John Luther Adams
Sila: the Breath of the World
The Crossing; Jack Quartet; University of Michigan Chamber Musicians; University of Michigan Percussion Ensemble
Cantaloupe CA21177 57:05 mins
John Luther Adams’s music is like nobody else’s. Meditative in mood yet urgent in message, his compositions conjure up the wonders of the natural world with mesmerising grace, while also drawing attention to the horrors of ecological collapse. Indeed, Adams has spent a substantial portion of his working life as a conservationist and so brings a clearsighted perspective to environmental matters, which in turn lends his creative voice terrific power.

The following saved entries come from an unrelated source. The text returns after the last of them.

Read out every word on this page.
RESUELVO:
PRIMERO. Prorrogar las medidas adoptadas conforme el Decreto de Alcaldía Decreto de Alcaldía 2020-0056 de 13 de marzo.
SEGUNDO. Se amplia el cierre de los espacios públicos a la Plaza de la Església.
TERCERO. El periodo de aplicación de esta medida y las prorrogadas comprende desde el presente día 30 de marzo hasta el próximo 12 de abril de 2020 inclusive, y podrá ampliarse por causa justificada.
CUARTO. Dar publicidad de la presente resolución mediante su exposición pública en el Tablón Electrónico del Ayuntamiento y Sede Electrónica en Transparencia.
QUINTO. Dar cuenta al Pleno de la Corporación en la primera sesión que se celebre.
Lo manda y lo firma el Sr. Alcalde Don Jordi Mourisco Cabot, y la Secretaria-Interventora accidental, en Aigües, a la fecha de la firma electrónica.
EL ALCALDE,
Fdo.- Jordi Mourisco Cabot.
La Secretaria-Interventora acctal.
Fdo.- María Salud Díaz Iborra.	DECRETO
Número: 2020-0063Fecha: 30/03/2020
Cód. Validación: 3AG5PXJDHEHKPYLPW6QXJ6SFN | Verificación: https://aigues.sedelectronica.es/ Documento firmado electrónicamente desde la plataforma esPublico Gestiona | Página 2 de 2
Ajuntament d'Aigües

Adams often writes works that are epic in scale. Scored for double symphony orchestra, his Pulitzer-winning Become Oceanoffered a tumultuous meditation on the earth’s rising sea levels. Premiered in 2014 outdoors at the Lincoln Center, Sila: The Breath of the World is no less ambitious in scale and concept. The work explores the Inuit idea of ‘Sila’, defined by Adams as ‘the wind and the weather, the forces of nature’ but also ‘consciousness… our awareness of the world around us, and the world’s awareness of us.’ It is scored for five ensembles of 16 musicians – woodwinds, brass, percussion, strings and voices – who may then perform the music at their own pace. Unfolding across some 57 minutes, the work’s gradual transformations in pitch and mood happen imperceptibly, moving from deeply sonorous rumbles to celestial shimmers. With a stellar line-up of performers and crystal-clear recording quality, this is a profoundly arresting album. As the composer reflects: ‘in this time when we humans are so dramatically changing the earth, Sila is an invitation to stop and listen more deeply.’